As imagens que integram a exposição são muito diferentes daquelas que ganharam o noticiário vernáculo no início do último ano, mostrando o resultado da tragédia humanitária desencadeado pelo mina proibido, que voltou a progredir com força na região na última dez. A crise se traduziu em miséria, em contaminação e em um alarmante aumento de diferentes doenças, sobretudo a malária. Na dez de 1990, porém, as câmeras de Nagakura retrataram sorrisos, brincadeiras, manifestações culturais, atividades cotidianas em um território de venustidade superabundante.
“A mídia se interessa por guerras, tragédias ambientais, tragédias imprevisíveis. Se nunca tivesse sucedido uma desgraça com os yanomami, o Brasil nunca ia permanecer sabendo deles porque nós habitamos um mundo que adora consumir desgraça. Essa exposição é linda. Se ela fosse uma exposição desgraçada, ela ia ter a maior repercussão. Mas ela é linda, portanto ela vai ter uma média repercussão”, lamenta Krenak.
Crise de pensamento
Uma das fotos que mobilizam o olhar de Ailton Krenak retrata jovens indígenas krikati se deslocando de paquete na lagoa da hidrelétrica de Tucuruí (PA). Ele considera a imagem linda, mas labareda atenção para árvores secas emergindo da chuva: era uma superfície de floresta alagada para a construção da usina. Krenak faz menção ao trabalho do artista plástico polonês radicado no Brasil, Frans Krajcberg. Falecido em 2017, ele denunciava a ruína da natureza em suas obras de arte produzidas a partir de elementos naturais. “Ele recolheu materiais e fez uma estátua com árvores mortas tiradas de dentro desses lagos artificiais de usinas hidrelétricas”, conta o filósofo indígena.
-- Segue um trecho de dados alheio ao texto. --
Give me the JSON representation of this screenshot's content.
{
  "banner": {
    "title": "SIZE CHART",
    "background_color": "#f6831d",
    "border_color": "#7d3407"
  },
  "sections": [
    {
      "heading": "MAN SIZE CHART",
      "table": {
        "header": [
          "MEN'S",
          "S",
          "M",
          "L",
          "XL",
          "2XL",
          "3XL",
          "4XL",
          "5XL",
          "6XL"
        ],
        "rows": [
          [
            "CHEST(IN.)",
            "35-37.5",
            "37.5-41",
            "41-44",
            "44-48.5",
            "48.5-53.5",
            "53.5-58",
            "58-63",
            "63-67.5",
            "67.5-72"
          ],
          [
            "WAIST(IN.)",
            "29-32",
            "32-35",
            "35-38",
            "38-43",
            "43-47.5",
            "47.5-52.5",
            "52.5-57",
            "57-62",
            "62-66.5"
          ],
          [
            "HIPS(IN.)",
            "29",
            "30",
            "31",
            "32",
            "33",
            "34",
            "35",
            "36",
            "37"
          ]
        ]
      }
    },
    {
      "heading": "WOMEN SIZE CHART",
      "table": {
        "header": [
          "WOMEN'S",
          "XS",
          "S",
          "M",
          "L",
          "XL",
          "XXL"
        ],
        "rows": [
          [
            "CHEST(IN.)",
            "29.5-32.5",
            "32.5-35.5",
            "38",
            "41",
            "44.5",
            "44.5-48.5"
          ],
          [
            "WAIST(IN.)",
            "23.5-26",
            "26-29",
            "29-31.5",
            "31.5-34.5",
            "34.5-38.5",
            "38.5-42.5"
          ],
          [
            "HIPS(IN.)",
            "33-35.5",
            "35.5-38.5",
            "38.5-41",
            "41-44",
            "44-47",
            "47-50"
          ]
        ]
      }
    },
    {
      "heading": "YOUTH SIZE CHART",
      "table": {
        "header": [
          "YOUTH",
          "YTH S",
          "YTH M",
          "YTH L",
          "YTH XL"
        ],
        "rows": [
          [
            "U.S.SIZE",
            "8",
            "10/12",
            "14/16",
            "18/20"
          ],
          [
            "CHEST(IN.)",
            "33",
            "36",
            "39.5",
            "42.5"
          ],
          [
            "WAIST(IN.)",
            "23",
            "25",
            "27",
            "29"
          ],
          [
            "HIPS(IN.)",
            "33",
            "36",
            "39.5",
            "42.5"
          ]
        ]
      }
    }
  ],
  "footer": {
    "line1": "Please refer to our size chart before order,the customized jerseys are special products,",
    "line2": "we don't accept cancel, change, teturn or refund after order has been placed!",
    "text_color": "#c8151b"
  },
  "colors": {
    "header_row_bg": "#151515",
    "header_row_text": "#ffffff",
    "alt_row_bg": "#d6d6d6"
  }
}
Em sua visão, é preciso desmistificar a Amazônia. “As pessoas ficam fascinados com essa mitologia que coloca a Amazônia porquê um fantástico mundo verdejante ignoto, mas não imaginam, por exemplo, que você não pode tomar chuva ao volta de Manaus. Ela está toda contaminada por resíduos urbanos. Falta saneamento e também temos a poluição das embarcações, que jogam óleo para todo lado. Tem o mina. Não é exatamente clorofila que você vai testar em todo lugar que você caminhar pela Amazônia. Tem lugar que você vai encontrar mercúrio, diesel e veneno”.
Para Krenak, não é mais verosímil crer que o capitalismo possa se desenvolver de maneira sustentável. Ele observa que as aldeias também se desenvolvem, mas em estabilidade com a natureza.
“Exploram tecnologias brandas, que não são capazes de mudar a paisagem porquê uma típica tecnologia dura. São capazes de conviver com um rio e, 100 anos depois, aquele rio ainda ter chuva pura para você tomar”.
O filósofo também lamenta o desinteresse das pessoas sobre o conhecimento indígena, embora destaque que os nativos resistem e continuam a teimar em transmitir seus saberes. “Veja que curioso: agora que as últimas ilusões sobre o poente foram para o brejo, estão dizendo que o modo indígena de saber o mundo pode salvar a humanidade da crise climática e da tragédia global. Nós estamos vivendo em um mundo afetado por várias crises. Mas a principal crise é de pensamento: os humanos pararam de pensar”, avalia.